There’s a reason this show is being held in the 5,000-capacity Hammersmith Apollo: Leprous, TesseracT and Devin Townsend is a supernova of a line-up packed with illustrious prog metal talent. Their genre-busting sounds are blessed with enviable players, and three of the best singers in the scene makes this a must-see bill.
Leprous bristle with emotive power, opening with Foe and filling the rest of their set with songs from The Congregation. The band have ripened with each album they release, and tonight celebrate the worth of their most recent wares with a seriously impressive rendition of Third Law, engulfing the venue in a hurricane of Einar Solberg’s operatic bent. The complicated rhythmic beat of Rewind is a taxing physical workout for drummer Baard Kolstad, while the layers of vocal harmonies and mathematical trips during The Price culminate in a compelling set of intricate progressive components that form a powerful whole.
A crisp, geometric tesseract cast upon the backdrop dominates the stage where the second band lurk under shards of green light. TesseracT’s meteoric rise is not only justified by their exceptional technical ability, with not a single note out of place, but it’s also exemplified by the masses who passionately sing along to songs like Deception and Proxy.

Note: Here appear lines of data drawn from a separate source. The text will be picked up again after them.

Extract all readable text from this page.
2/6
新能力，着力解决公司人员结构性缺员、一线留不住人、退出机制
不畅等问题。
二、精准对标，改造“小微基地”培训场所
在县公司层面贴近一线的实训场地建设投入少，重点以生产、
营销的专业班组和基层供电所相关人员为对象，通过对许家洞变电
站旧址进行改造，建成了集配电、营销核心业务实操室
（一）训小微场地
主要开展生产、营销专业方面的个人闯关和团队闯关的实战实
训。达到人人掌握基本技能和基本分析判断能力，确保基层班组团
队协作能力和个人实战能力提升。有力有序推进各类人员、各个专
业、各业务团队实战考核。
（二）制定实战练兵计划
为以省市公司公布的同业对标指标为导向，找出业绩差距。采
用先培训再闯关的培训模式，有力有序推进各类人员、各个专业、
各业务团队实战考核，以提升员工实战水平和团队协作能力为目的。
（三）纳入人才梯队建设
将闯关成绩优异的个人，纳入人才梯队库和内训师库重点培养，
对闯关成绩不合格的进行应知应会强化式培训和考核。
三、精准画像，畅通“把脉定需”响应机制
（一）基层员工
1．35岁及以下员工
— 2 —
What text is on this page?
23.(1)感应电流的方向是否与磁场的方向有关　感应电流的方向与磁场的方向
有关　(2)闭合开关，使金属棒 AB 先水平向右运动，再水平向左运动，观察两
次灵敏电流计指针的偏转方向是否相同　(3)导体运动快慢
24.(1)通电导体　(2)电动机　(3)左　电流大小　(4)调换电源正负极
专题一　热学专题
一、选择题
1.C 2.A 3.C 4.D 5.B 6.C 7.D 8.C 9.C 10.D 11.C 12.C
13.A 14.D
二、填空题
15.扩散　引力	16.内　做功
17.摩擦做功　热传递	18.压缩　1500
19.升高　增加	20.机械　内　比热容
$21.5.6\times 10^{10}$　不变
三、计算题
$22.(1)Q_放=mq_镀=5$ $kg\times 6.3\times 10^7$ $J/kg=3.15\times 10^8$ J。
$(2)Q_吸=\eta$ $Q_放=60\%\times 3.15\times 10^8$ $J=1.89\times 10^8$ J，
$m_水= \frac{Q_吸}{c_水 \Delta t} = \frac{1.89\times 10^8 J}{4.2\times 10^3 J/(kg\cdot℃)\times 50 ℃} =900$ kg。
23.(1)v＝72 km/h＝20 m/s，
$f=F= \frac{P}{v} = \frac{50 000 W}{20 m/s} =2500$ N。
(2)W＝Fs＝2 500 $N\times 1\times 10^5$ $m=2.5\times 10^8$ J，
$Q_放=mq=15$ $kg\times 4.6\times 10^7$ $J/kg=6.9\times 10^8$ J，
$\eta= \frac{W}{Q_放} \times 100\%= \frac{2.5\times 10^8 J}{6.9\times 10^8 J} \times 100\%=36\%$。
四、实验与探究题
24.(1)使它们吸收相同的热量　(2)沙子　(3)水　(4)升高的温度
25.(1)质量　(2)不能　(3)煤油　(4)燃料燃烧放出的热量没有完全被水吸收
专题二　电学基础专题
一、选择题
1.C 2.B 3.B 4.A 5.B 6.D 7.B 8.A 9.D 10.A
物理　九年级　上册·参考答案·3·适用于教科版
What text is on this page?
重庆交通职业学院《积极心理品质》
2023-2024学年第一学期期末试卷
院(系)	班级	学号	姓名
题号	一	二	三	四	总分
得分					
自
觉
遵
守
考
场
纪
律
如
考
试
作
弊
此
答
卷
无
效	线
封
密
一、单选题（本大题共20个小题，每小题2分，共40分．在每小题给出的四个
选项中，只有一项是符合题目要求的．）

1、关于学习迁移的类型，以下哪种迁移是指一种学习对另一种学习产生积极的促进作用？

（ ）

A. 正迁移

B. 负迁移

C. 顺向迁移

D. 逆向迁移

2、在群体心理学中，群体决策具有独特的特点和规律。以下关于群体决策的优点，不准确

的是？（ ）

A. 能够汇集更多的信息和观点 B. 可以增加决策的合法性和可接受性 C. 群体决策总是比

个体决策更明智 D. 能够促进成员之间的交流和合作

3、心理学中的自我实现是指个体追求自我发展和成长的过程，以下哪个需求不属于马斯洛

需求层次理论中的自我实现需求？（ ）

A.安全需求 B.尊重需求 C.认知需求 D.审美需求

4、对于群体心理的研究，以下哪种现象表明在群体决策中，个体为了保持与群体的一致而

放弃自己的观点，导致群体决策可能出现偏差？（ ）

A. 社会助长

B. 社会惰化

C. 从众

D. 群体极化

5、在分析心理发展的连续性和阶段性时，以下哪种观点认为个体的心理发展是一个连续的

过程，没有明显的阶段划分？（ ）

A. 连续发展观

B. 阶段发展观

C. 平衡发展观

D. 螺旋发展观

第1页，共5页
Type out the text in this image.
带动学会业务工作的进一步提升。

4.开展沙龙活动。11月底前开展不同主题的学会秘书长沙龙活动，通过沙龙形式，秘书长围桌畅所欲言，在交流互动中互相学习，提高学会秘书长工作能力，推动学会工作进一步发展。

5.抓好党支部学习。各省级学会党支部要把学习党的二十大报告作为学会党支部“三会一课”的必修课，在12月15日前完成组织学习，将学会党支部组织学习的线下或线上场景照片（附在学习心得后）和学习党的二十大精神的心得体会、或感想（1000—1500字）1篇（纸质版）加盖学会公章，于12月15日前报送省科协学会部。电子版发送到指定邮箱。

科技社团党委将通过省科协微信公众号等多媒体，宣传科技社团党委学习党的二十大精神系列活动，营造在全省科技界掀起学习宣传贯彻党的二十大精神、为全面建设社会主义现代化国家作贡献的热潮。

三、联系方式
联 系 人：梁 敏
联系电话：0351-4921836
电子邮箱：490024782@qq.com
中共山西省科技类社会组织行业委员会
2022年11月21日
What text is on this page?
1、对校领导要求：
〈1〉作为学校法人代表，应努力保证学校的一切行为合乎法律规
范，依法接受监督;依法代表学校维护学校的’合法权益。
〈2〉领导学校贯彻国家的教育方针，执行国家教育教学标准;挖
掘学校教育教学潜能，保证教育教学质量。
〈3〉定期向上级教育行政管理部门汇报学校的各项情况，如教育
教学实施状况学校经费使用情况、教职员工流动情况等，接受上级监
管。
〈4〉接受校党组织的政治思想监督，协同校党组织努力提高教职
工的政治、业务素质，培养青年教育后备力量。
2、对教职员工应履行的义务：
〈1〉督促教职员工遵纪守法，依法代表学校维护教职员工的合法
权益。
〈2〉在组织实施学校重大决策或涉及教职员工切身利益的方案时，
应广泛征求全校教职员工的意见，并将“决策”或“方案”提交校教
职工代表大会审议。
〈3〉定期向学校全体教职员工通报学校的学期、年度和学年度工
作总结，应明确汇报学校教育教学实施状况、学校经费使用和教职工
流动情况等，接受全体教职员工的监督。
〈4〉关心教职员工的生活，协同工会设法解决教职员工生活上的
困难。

You can tell that Daniel Tompkins wants to nail his vocals tonight – there’s not so much chat, but a lot of intense microphone grabbing and concentration on hitting those high notes. It pays off and so does the static, heads-down fixation on drilling out demanding beats and riffs that saturate everything from the djent-defining Concealing Fate extracts to the soulful wake-up call of Survival.
Whether it’s downright chunky old stuff, poppy (in the most prog metal sense of the word) takes from Altered State or the lush extracts from Polaris, TesseracT nail it all in glorious, angular fashion.
Epic headliners Devin Townsend Project come out and play an exquisite, heart-wrenching start-to-finish set of Ocean Machine. It’s easy to take Devin Townsend’s genius-like talent for granted, but his uncharacteristic reticence tonight reveals the challenge of performing an entire album that dates back 20 years.
“I didn’t realise how much shit would come back from that set, so I apologise,” he says, after Thing Beyond Things. Nothing to apologise for, Devin – your crushing new‑age compositions are infallible.
Rising out of the drifting ambiance of songs like Sister, dappled with acoustic self-reflection and blankets of sky-opening synth, burst gargantuan, metallic anthems Seventh Wave, Regulator and Bastard, brimming with emotion and broad appeal.
Needless to say, the Canadian polymath’s vocal range – from lung-ripping aggression through demure melody to enormous operatic outstretches – is astounding. A few takes from Transcendence finish off what has been a banquet of the finest prog metal.